Following a 79 percent revenue growth year in 2018, this week, they’ve opened up a second public offering. GROUNDFLOOR hopes to sell another 6 percent, bringing one-fifth of its ownership into the public realm.

That will add up to an additional $3.6 million in funding. 

Dally says that while existing GROUNDFLOOR customers are the most apt to take part in the crowdfund, the equity offering also served as customer acquisition for the startup’s products.

“Anybody who’s doing one of these raises should probably be thinking about it in terms of building their customer base, and then trusting that customers who are passionate about your mission and who like your product will ultimately invest in your company.”

“We saw a lot of people who were just testing out the product, just normal customer acquisition, would buy some shares and also start investing in the loans,” he says.

This customer acquisition funnel helps to mitigate some of the expense of advertising the online offering, which can be surprisingly high, according to Dally. GROUNDFLOOR actually had to take on $2 million in debt in 2017 to finance the logistics of the first online offering.

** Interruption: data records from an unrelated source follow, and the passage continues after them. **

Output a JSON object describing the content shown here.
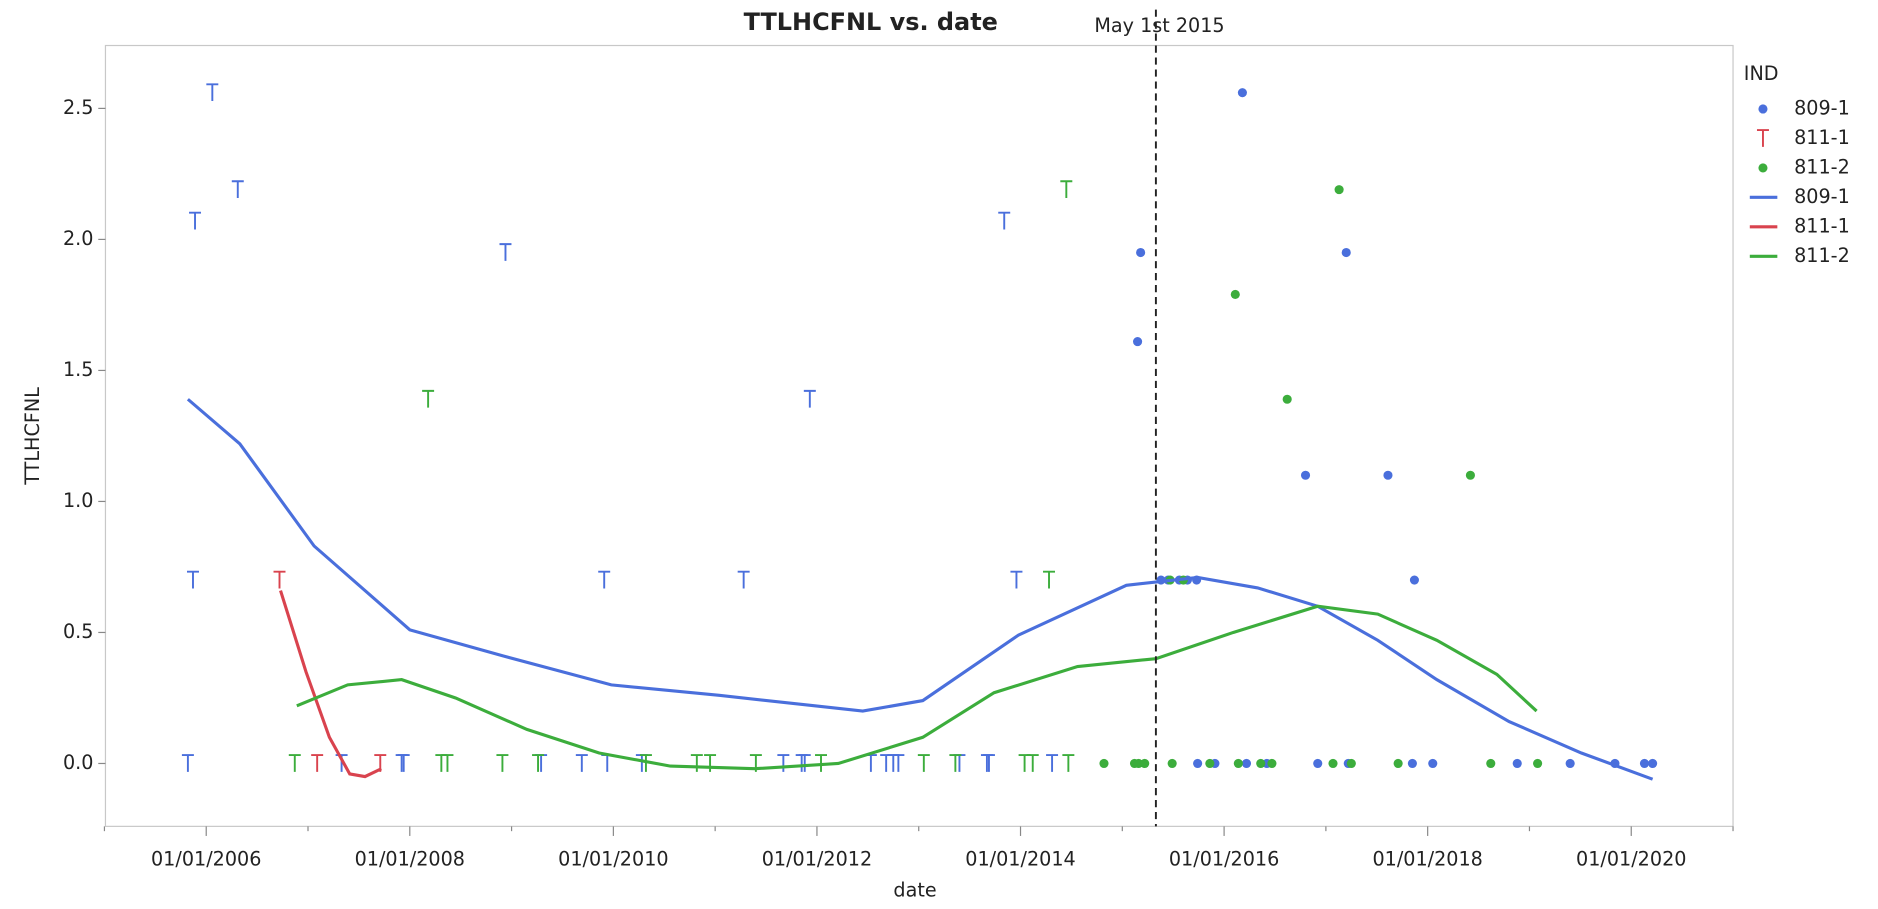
{
  "chart_data": {
    "type": "scatter",
    "title": "TTLHCFNL vs. date",
    "x_label": "date",
    "y_label": "TTLHCFNL",
    "legend_title": "IND",
    "legend": "right",
    "grid": false,
    "annotation": {
      "text": "May 1st 2015",
      "x": 2015.33
    },
    "xlim": [
      2005.01,
      2021.0
    ],
    "xticks": [
      {
        "value": 2006,
        "label": "01/01/2006"
      },
      {
        "value": 2008,
        "label": "01/01/2008"
      },
      {
        "value": 2010,
        "label": "01/01/2010"
      },
      {
        "value": 2012,
        "label": "01/01/2012"
      },
      {
        "value": 2014,
        "label": "01/01/2014"
      },
      {
        "value": 2016,
        "label": "01/01/2016"
      },
      {
        "value": 2018,
        "label": "01/01/2018"
      },
      {
        "value": 2020,
        "label": "01/01/2020"
      }
    ],
    "xminorticks": [
      2005,
      2007,
      2009,
      2011,
      2013,
      2015,
      2017,
      2019,
      2021
    ],
    "ylim": [
      -0.24,
      2.74
    ],
    "yticks": [
      {
        "value": 0,
        "label": "0.0"
      },
      0.5,
      {
        "value": 1,
        "label": "1.0"
      },
      1.5,
      {
        "value": 2,
        "label": "2.0"
      },
      2.5
    ],
    "series": [
      {
        "name": "809-1",
        "kind": "points",
        "marker": "dot",
        "color": "#4a6fdc",
        "x": [
          2006.06,
          2005.89,
          2006.31,
          2008.94,
          2011.93,
          2013.84,
          2005.87,
          2009.91,
          2011.28,
          2013.96,
          2005.82,
          2007.33,
          2007.92,
          2007.94,
          2009.29,
          2009.69,
          2009.94,
          2010.28,
          2011.67,
          2011.85,
          2011.88,
          2012.53,
          2012.68,
          2012.75,
          2012.8,
          2013.4,
          2013.67,
          2013.69,
          2014.31,
          2015.18,
          2015.15,
          2016.18,
          2017.2,
          2016.8,
          2017.61,
          2017.87,
          2015.38,
          2015.45,
          2015.56,
          2015.64,
          2015.73,
          2015.74,
          2015.91,
          2016.22,
          2016.42,
          2016.92,
          2017.22,
          2017.85,
          2018.05,
          2018.88,
          2019.4,
          2019.84,
          2020.13,
          2020.21
        ],
        "values": [
          2.56,
          2.07,
          2.19,
          1.95,
          1.39,
          2.07,
          0.7,
          0.7,
          0.7,
          0.7,
          0,
          0,
          0,
          0,
          0,
          0,
          0,
          0,
          0,
          0,
          0,
          0,
          0,
          0,
          0,
          0,
          0,
          0,
          0,
          1.95,
          1.61,
          2.56,
          1.95,
          1.1,
          1.1,
          0.7,
          0.7,
          0.7,
          0.7,
          0.7,
          0.7,
          0,
          0,
          0,
          0,
          0,
          0,
          0,
          0,
          0,
          0,
          0,
          0,
          0
        ],
        "markers": [
          "T",
          "T",
          "T",
          "T",
          "T",
          "T",
          "T",
          "T",
          "T",
          "T",
          "T",
          "T",
          "T",
          "T",
          "T",
          "T",
          "T",
          "T",
          "T",
          "T",
          "T",
          "T",
          "T",
          "T",
          "T",
          "T",
          "T",
          "T",
          "T",
          "dot",
          "dot",
          "dot",
          "dot",
          "dot",
          "dot",
          "dot",
          "dot",
          "dot",
          "dot",
          "dot",
          "dot",
          "dot",
          "dot",
          "dot",
          "dot",
          "dot",
          "dot",
          "dot",
          "dot",
          "dot",
          "dot",
          "dot",
          "dot",
          "dot"
        ]
      },
      {
        "name": "811-1",
        "kind": "points",
        "marker": "T",
        "color": "#d9434e",
        "x": [
          2006.72,
          2007.09,
          2007.71
        ],
        "values": [
          0.7,
          0,
          0
        ],
        "markers": [
          "T",
          "T",
          "T"
        ]
      },
      {
        "name": "811-2",
        "kind": "points",
        "marker": "dot",
        "color": "#3cad3c",
        "x": [
          2008.18,
          2014.45,
          2014.28,
          2006.87,
          2008.31,
          2008.37,
          2008.91,
          2009.26,
          2010.32,
          2010.82,
          2010.95,
          2011.4,
          2012.04,
          2013.05,
          2013.36,
          2014.04,
          2014.12,
          2014.47,
          2016.11,
          2017.13,
          2016.62,
          2018.42,
          2015.47,
          2015.6,
          2014.82,
          2015.12,
          2015.16,
          2015.22,
          2015.49,
          2015.86,
          2016.14,
          2016.36,
          2016.47,
          2017.07,
          2017.25,
          2017.71,
          2018.62,
          2019.08
        ],
        "values": [
          1.39,
          2.19,
          0.7,
          0,
          0,
          0,
          0,
          0,
          0,
          0,
          0,
          0,
          0,
          0,
          0,
          0,
          0,
          0,
          1.79,
          2.19,
          1.39,
          1.1,
          0.7,
          0.7,
          0,
          0,
          0,
          0,
          0,
          0,
          0,
          0,
          0,
          0,
          0,
          0,
          0,
          0
        ],
        "markers": [
          "T",
          "T",
          "T",
          "T",
          "T",
          "T",
          "T",
          "T",
          "T",
          "T",
          "T",
          "T",
          "T",
          "T",
          "T",
          "T",
          "T",
          "T",
          "dot",
          "dot",
          "dot",
          "dot",
          "dot",
          "dot",
          "dot",
          "dot",
          "dot",
          "dot",
          "dot",
          "dot",
          "dot",
          "dot",
          "dot",
          "dot",
          "dot",
          "dot",
          "dot",
          "dot"
        ]
      },
      {
        "name": "809-1",
        "kind": "line",
        "color": "#4a6fdc",
        "x": [
          2005.82,
          2006.33,
          2007.06,
          2008.0,
          2008.92,
          2009.98,
          2011.04,
          2011.98,
          2012.45,
          2013.04,
          2013.98,
          2015.04,
          2015.74,
          2016.33,
          2016.92,
          2017.51,
          2018.09,
          2018.8,
          2019.51,
          2020.21
        ],
        "values": [
          1.39,
          1.22,
          0.83,
          0.51,
          0.41,
          0.3,
          0.26,
          0.22,
          0.2,
          0.24,
          0.49,
          0.68,
          0.71,
          0.67,
          0.6,
          0.47,
          0.32,
          0.16,
          0.04,
          -0.06
        ]
      },
      {
        "name": "811-1",
        "kind": "line",
        "color": "#d9434e",
        "x": [
          2006.73,
          2006.98,
          2007.21,
          2007.41,
          2007.56,
          2007.72
        ],
        "values": [
          0.66,
          0.35,
          0.1,
          -0.04,
          -0.05,
          -0.02
        ]
      },
      {
        "name": "811-2",
        "kind": "line",
        "color": "#3cad3c",
        "x": [
          2006.89,
          2007.39,
          2007.92,
          2008.45,
          2009.15,
          2009.86,
          2010.56,
          2011.39,
          2012.21,
          2013.04,
          2013.74,
          2014.56,
          2015.33,
          2016.09,
          2016.92,
          2017.51,
          2018.09,
          2018.68,
          2019.07
        ],
        "values": [
          0.22,
          0.3,
          0.32,
          0.25,
          0.13,
          0.04,
          -0.01,
          -0.02,
          0.0,
          0.1,
          0.27,
          0.37,
          0.4,
          0.5,
          0.6,
          0.57,
          0.47,
          0.34,
          0.2
        ]
      }
    ]
  }
}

He cautions that trying to acquire investors through marketing can eat up a sizable chunk of the total capital raised. 

How to Deal With Thousands of Owners — As A Startup

Dally talks about GROUNDFLOOR’s shareholders in much the same way that public company executives do. Though his team and board are still the ultimate decision-makers on daily business strategy, he’s highly focused on communicating openly with shareholders. 

They’ve experimented with different communication methods — webinars, online presentations with Q&A, bi-annual email updates. They’re even looking at holding an in-person shareholder meeting later this year.

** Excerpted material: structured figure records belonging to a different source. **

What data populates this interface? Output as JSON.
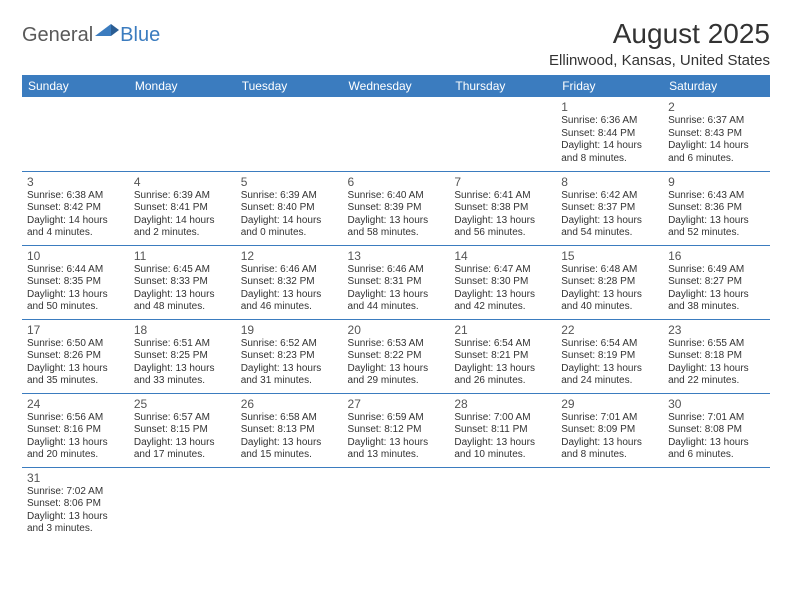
{
  "logo": {
    "part1": "General",
    "part2": "Blue"
  },
  "title": "August 2025",
  "location": "Ellinwood, Kansas, United States",
  "colors": {
    "header_bg": "#3b7cbf",
    "text": "#333333",
    "logo_gray": "#595959",
    "rule": "#3b7cbf"
  },
  "weekdays": [
    "Sunday",
    "Monday",
    "Tuesday",
    "Wednesday",
    "Thursday",
    "Friday",
    "Saturday"
  ],
  "weeks": [
    [
      null,
      null,
      null,
      null,
      null,
      {
        "n": "1",
        "sr": "Sunrise: 6:36 AM",
        "ss": "Sunset: 8:44 PM",
        "d1": "Daylight: 14 hours",
        "d2": "and 8 minutes."
      },
      {
        "n": "2",
        "sr": "Sunrise: 6:37 AM",
        "ss": "Sunset: 8:43 PM",
        "d1": "Daylight: 14 hours",
        "d2": "and 6 minutes."
      }
    ],
    [
      {
        "n": "3",
        "sr": "Sunrise: 6:38 AM",
        "ss": "Sunset: 8:42 PM",
        "d1": "Daylight: 14 hours",
        "d2": "and 4 minutes."
      },
      {
        "n": "4",
        "sr": "Sunrise: 6:39 AM",
        "ss": "Sunset: 8:41 PM",
        "d1": "Daylight: 14 hours",
        "d2": "and 2 minutes."
      },
      {
        "n": "5",
        "sr": "Sunrise: 6:39 AM",
        "ss": "Sunset: 8:40 PM",
        "d1": "Daylight: 14 hours",
        "d2": "and 0 minutes."
      },
      {
        "n": "6",
        "sr": "Sunrise: 6:40 AM",
        "ss": "Sunset: 8:39 PM",
        "d1": "Daylight: 13 hours",
        "d2": "and 58 minutes."
      },
      {
        "n": "7",
        "sr": "Sunrise: 6:41 AM",
        "ss": "Sunset: 8:38 PM",
        "d1": "Daylight: 13 hours",
        "d2": "and 56 minutes."
      },
      {
        "n": "8",
        "sr": "Sunrise: 6:42 AM",
        "ss": "Sunset: 8:37 PM",
        "d1": "Daylight: 13 hours",
        "d2": "and 54 minutes."
      },
      {
        "n": "9",
        "sr": "Sunrise: 6:43 AM",
        "ss": "Sunset: 8:36 PM",
        "d1": "Daylight: 13 hours",
        "d2": "and 52 minutes."
      }
    ],
    [
      {
        "n": "10",
        "sr": "Sunrise: 6:44 AM",
        "ss": "Sunset: 8:35 PM",
        "d1": "Daylight: 13 hours",
        "d2": "and 50 minutes."
      },
      {
        "n": "11",
        "sr": "Sunrise: 6:45 AM",
        "ss": "Sunset: 8:33 PM",
        "d1": "Daylight: 13 hours",
        "d2": "and 48 minutes."
      },
      {
        "n": "12",
        "sr": "Sunrise: 6:46 AM",
        "ss": "Sunset: 8:32 PM",
        "d1": "Daylight: 13 hours",
        "d2": "and 46 minutes."
      },
      {
        "n": "13",
        "sr": "Sunrise: 6:46 AM",
        "ss": "Sunset: 8:31 PM",
        "d1": "Daylight: 13 hours",
        "d2": "and 44 minutes."
      },
      {
        "n": "14",
        "sr": "Sunrise: 6:47 AM",
        "ss": "Sunset: 8:30 PM",
        "d1": "Daylight: 13 hours",
        "d2": "and 42 minutes."
      },
      {
        "n": "15",
        "sr": "Sunrise: 6:48 AM",
        "ss": "Sunset: 8:28 PM",
        "d1": "Daylight: 13 hours",
        "d2": "and 40 minutes."
      },
      {
        "n": "16",
        "sr": "Sunrise: 6:49 AM",
        "ss": "Sunset: 8:27 PM",
        "d1": "Daylight: 13 hours",
        "d2": "and 38 minutes."
      }
    ],
    [
      {
        "n": "17",
        "sr": "Sunrise: 6:50 AM",
        "ss": "Sunset: 8:26 PM",
        "d1": "Daylight: 13 hours",
        "d2": "and 35 minutes."
      },
      {
        "n": "18",
        "sr": "Sunrise: 6:51 AM",
        "ss": "Sunset: 8:25 PM",
        "d1": "Daylight: 13 hours",
        "d2": "and 33 minutes."
      },
      {
        "n": "19",
        "sr": "Sunrise: 6:52 AM",
        "ss": "Sunset: 8:23 PM",
        "d1": "Daylight: 13 hours",
        "d2": "and 31 minutes."
      },
      {
        "n": "20",
        "sr": "Sunrise: 6:53 AM",
        "ss": "Sunset: 8:22 PM",
        "d1": "Daylight: 13 hours",
        "d2": "and 29 minutes."
      },
      {
        "n": "21",
        "sr": "Sunrise: 6:54 AM",
        "ss": "Sunset: 8:21 PM",
        "d1": "Daylight: 13 hours",
        "d2": "and 26 minutes."
      },
      {
        "n": "22",
        "sr": "Sunrise: 6:54 AM",
        "ss": "Sunset: 8:19 PM",
        "d1": "Daylight: 13 hours",
        "d2": "and 24 minutes."
      },
      {
        "n": "23",
        "sr": "Sunrise: 6:55 AM",
        "ss": "Sunset: 8:18 PM",
        "d1": "Daylight: 13 hours",
        "d2": "and 22 minutes."
      }
    ],
    [
      {
        "n": "24",
        "sr": "Sunrise: 6:56 AM",
        "ss": "Sunset: 8:16 PM",
        "d1": "Daylight: 13 hours",
        "d2": "and 20 minutes."
      },
      {
        "n": "25",
        "sr": "Sunrise: 6:57 AM",
        "ss": "Sunset: 8:15 PM",
        "d1": "Daylight: 13 hours",
        "d2": "and 17 minutes."
      },
      {
        "n": "26",
        "sr": "Sunrise: 6:58 AM",
        "ss": "Sunset: 8:13 PM",
        "d1": "Daylight: 13 hours",
        "d2": "and 15 minutes."
      },
      {
        "n": "27",
        "sr": "Sunrise: 6:59 AM",
        "ss": "Sunset: 8:12 PM",
        "d1": "Daylight: 13 hours",
        "d2": "and 13 minutes."
      },
      {
        "n": "28",
        "sr": "Sunrise: 7:00 AM",
        "ss": "Sunset: 8:11 PM",
        "d1": "Daylight: 13 hours",
        "d2": "and 10 minutes."
      },
      {
        "n": "29",
        "sr": "Sunrise: 7:01 AM",
        "ss": "Sunset: 8:09 PM",
        "d1": "Daylight: 13 hours",
        "d2": "and 8 minutes."
      },
      {
        "n": "30",
        "sr": "Sunrise: 7:01 AM",
        "ss": "Sunset: 8:08 PM",
        "d1": "Daylight: 13 hours",
        "d2": "and 6 minutes."
      }
    ],
    [
      {
        "n": "31",
        "sr": "Sunrise: 7:02 AM",
        "ss": "Sunset: 8:06 PM",
        "d1": "Daylight: 13 hours",
        "d2": "and 3 minutes."
      },
      null,
      null,
      null,
      null,
      null,
      null
    ]
  ]
}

“We’ve really been on a journey with this,” he says about their experimentation. He notes that people do seem to know a lot more about startup finance than he had initially expected. 

“[Shareholders] asked real questions about valuation and exit. It is not very different from going out there and raising angel capital,” Dally says. “What’s different is you get questions from hundreds of people, if you’re lucky, as opposed to just answering questions from a couple dozen angel investors.”

But remember, they also still have those early investors — the angels and institutional VCs — that need time and attention. Dally says they make sure to keep them updated on all milestones of the crowdfunding campaigns.

Though they weren’t necessarily “concerned” about the crowdfund the first time around, according to Dally, GROUNDFLOOR’s traditional investors were “very skeptical.”

“They asked, how are you going to manage the relationship and will it become too distracting? Once they got past those logistical concerns, their position was one of skepticism that it just wouldn’t amount to much.”

Since the crowdfund hit numbers that catapulted it into the top five percent of online crowdfund offerings of all time, investors have changed their tune. 

The Future — Back to VC?

Dally predicts returning to institutional capital for a future growth equity round of $10-$20 million, and he doesn’t think their unique shareholder structure will be an issue for smart venture capitalists. 

“At the end of the day what the VCs want and need is an exit, preferably via an IPO or a really attractive acquisition. Our thousands of crowdfunded shareholders, I view that as a strength — that is a retail base that will support the company going public someday.”

For now, they’re using existing capital to complete their 2019 game plan. In 2018, GROUNDFLOOR tested expansions in Washington D.C. and Nashville, but Dally calls them “swings and misses.” However, they simultaneously reached record levels of success with new offerings in Georgia.

In 2019, GROUNDFLOOR will enter three new markets, as of yet undetermined, with the hopes of replicating that Georgia success. By 2020, Dally hopes to be in the position where he’ll need significant growth funding to place small teams in a dozen or two dozen markets.

“As long as institutional investors can see that these public shareholders won’t impede the company in any way, I don’t think it’ll hold us back at all from raising an institutional round,” he says.